A ZK prover service needs:

• L1 execution RPC endpoint.
• L1 beacon RPC endpoint.
• L2 execution RPC endpoint.
• Rollup RPC endpoint.
• Postgres connection settings.
• SP1 backend configuration.
• Artifact storage configuration for cluster mode.
• Poll intervals, stuck-request timeout, and retry limits.
• Metrics and logging configuration.

Network mode also needs an SP1 Network signer or KMS requester configuration.

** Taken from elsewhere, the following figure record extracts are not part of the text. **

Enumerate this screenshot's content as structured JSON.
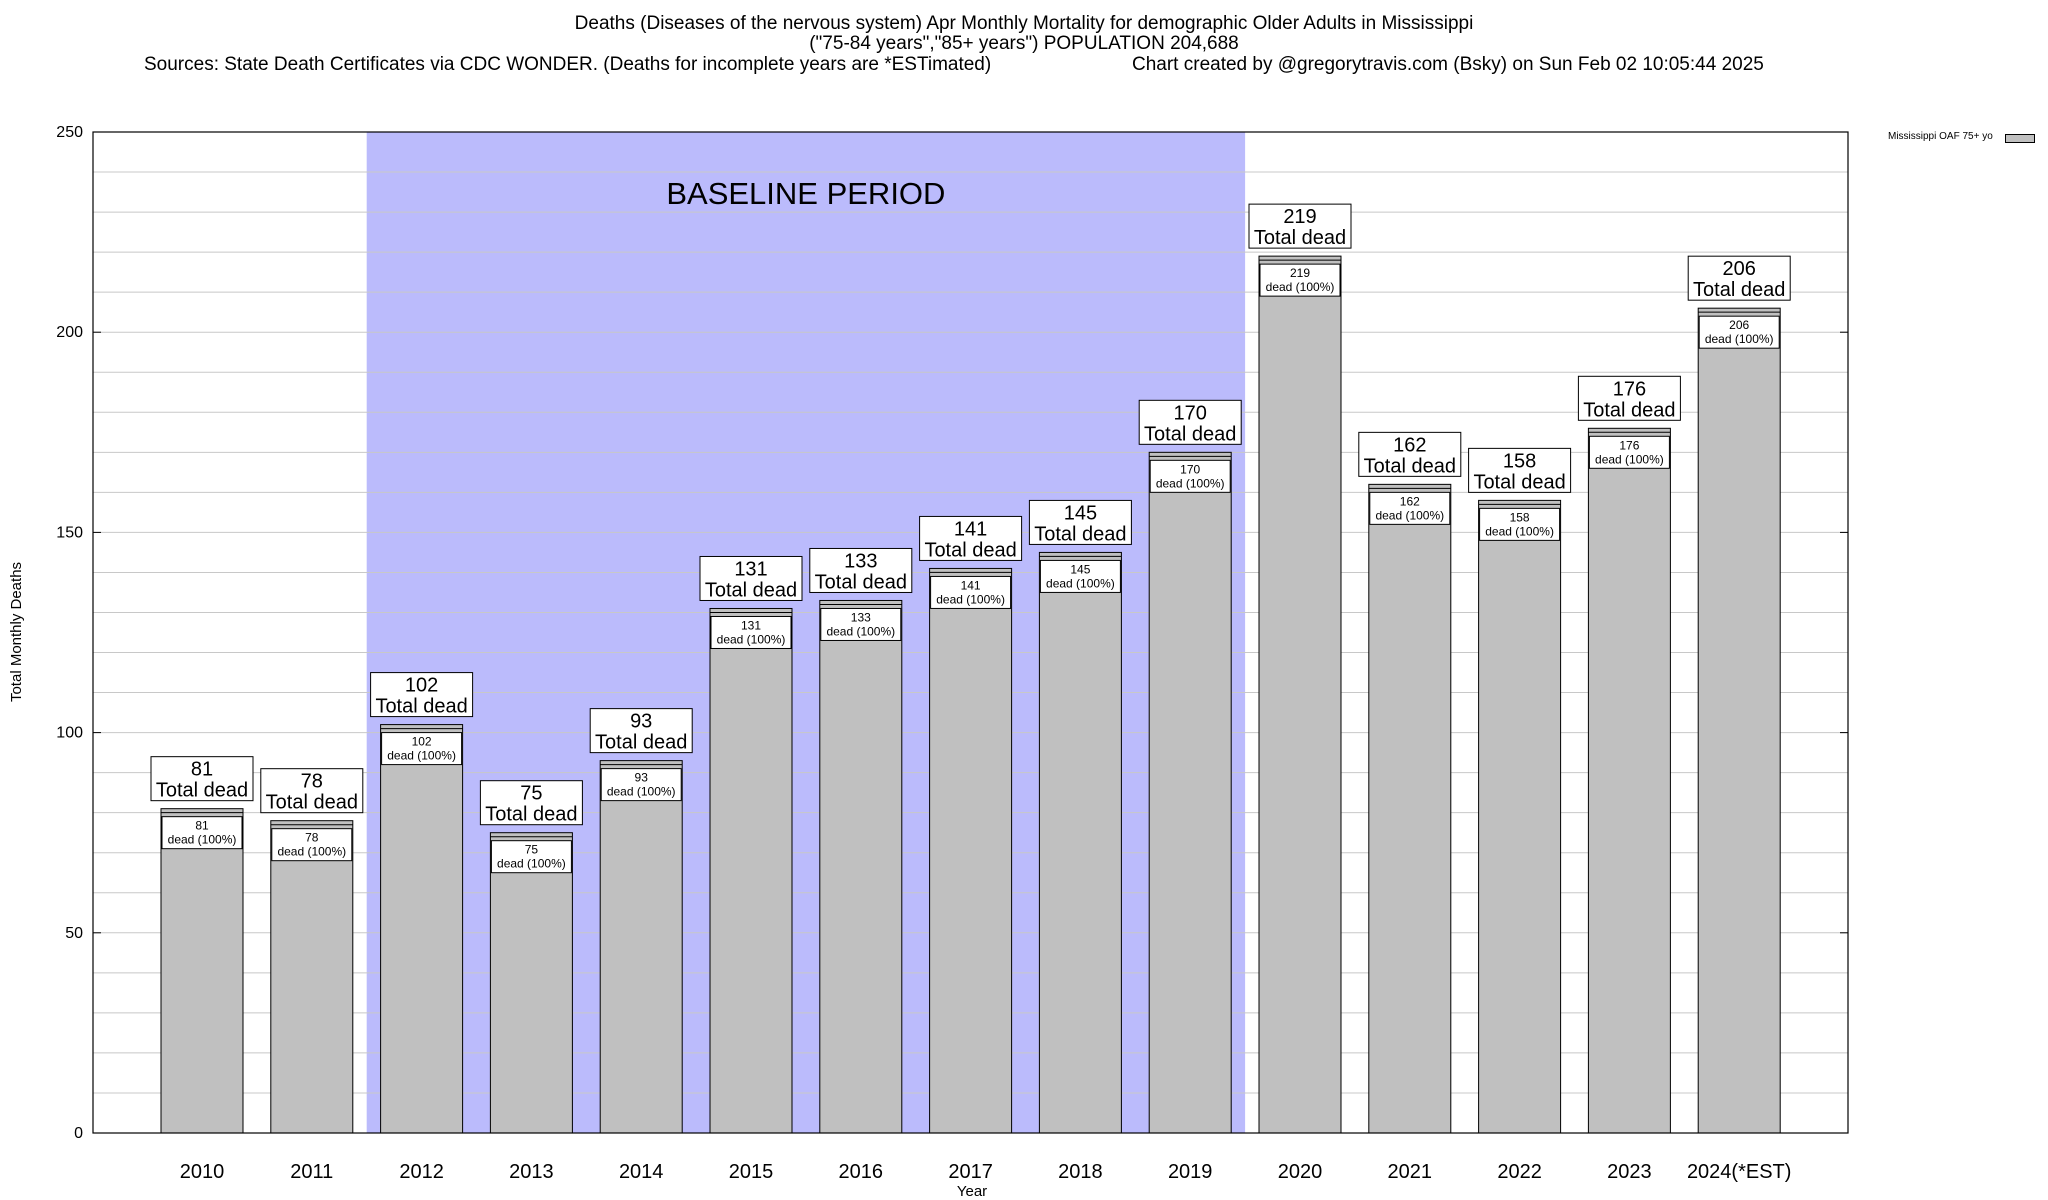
{
  "chart_data": {
    "type": "bar",
    "title_lines": [
      "Deaths (Diseases of the nervous system) Apr Monthly Mortality for demographic Older Adults in Mississippi",
      "(\"75-84 years\",\"85+ years\") POPULATION 204,688"
    ],
    "sources": "Sources: State Death Certificates via CDC WONDER. (Deaths for incomplete years are *ESTimated)",
    "credit": "Chart created by @gregorytravis.com (Bsky) on Sun Feb 02 10:05:44 2025",
    "xlabel": "Year",
    "ylabel": "Total Monthly Deaths",
    "ylim": [
      0,
      250
    ],
    "yticks": [
      0,
      50,
      100,
      150,
      200,
      250
    ],
    "categories": [
      "2010",
      "2011",
      "2012",
      "2013",
      "2014",
      "2015",
      "2016",
      "2017",
      "2018",
      "2019",
      "2020",
      "2021",
      "2022",
      "2023",
      "2024(*EST)"
    ],
    "series": [
      {
        "name": "Mississippi OAF 75+ yo",
        "values": [
          81,
          78,
          102,
          75,
          93,
          131,
          133,
          141,
          145,
          170,
          219,
          162,
          158,
          176,
          206
        ]
      }
    ],
    "total_label": "Total dead",
    "inner_label": "dead (100%)",
    "baseline": {
      "label": "BASELINE PERIOD",
      "start": "2012",
      "end": "2019"
    },
    "legend_position": "top-right",
    "grid": true,
    "colors": {
      "bar": "#c0c0c0",
      "baseline": "#bbbbfc",
      "grid": "#c8c8c8"
    }
  }
}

Cluster mode also needs an SP1 cluster endpoint and exactly one artifact storage backend.

Onchain expectations

ZK proof bytes are submitted to AggregateVerifier with proof type ZK. The game assembles the expected journal from proposal or dispute context and calls ZKVerifier.verify() with the configured aggregation verification key.

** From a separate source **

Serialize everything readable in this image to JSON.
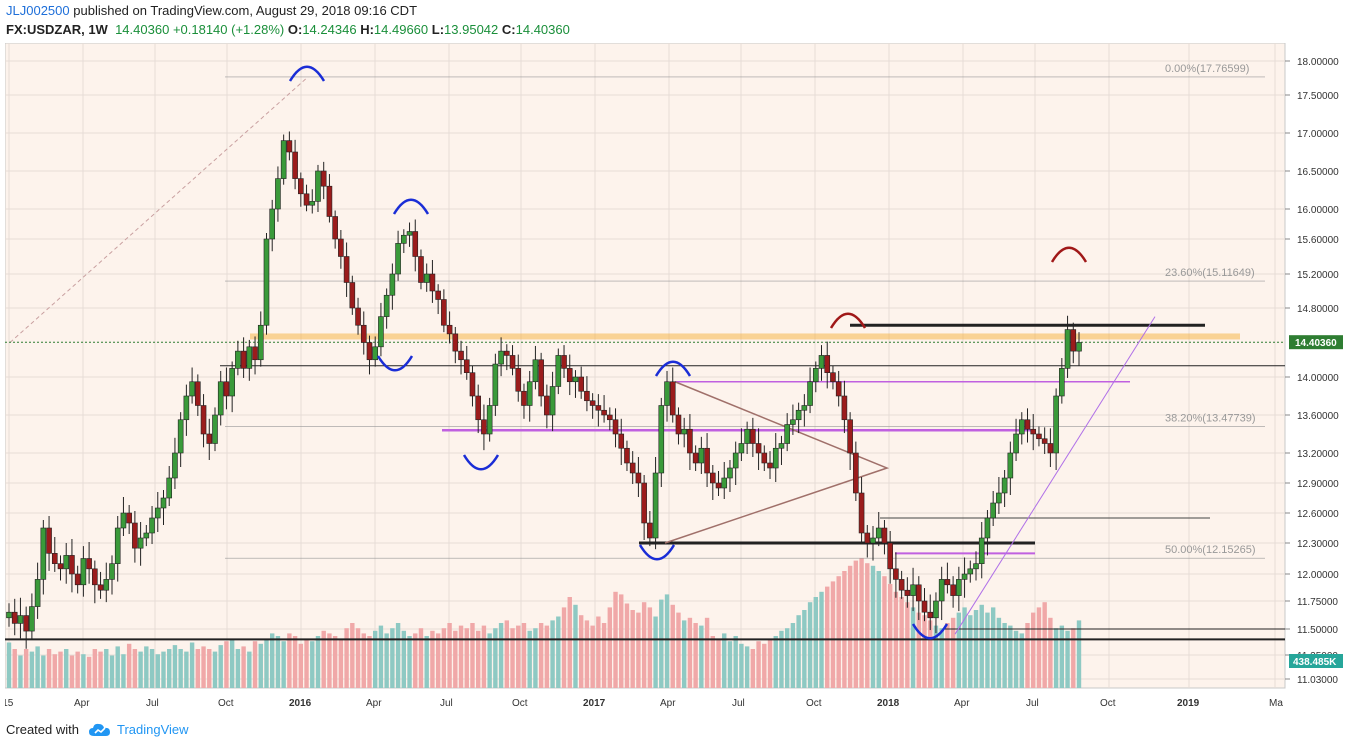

A valid Groth16 receipt proves the aggregation program committed the expected journal digest. It does not substitute for caller-side state checks. Proposers and challengers must still recompute canonical roots and recheck game state before submitting proof material.

Safety requirements

A conforming ZK prover preserves these safety properties:

• Use the caller-provided l1_head when present so dispute proofs match the game context stored onchain.
• Require prover_address for Groth16 proofs because the aggregation journal commits it.
• Keep request creation idempotent for deterministic session_id values.
• Never return onchain SNARK bytes unless the stored SNARK receipt deserializes successfully.
• Persist backend session metadata before relying on asynchronous backend completion.
• Pin ELF hashes so verification keys and onchain configuration cannot silently drift.
• Treat unavailable RPC data, backend polling failures, and artifact download failures as retryable service conditions, not proof validity results.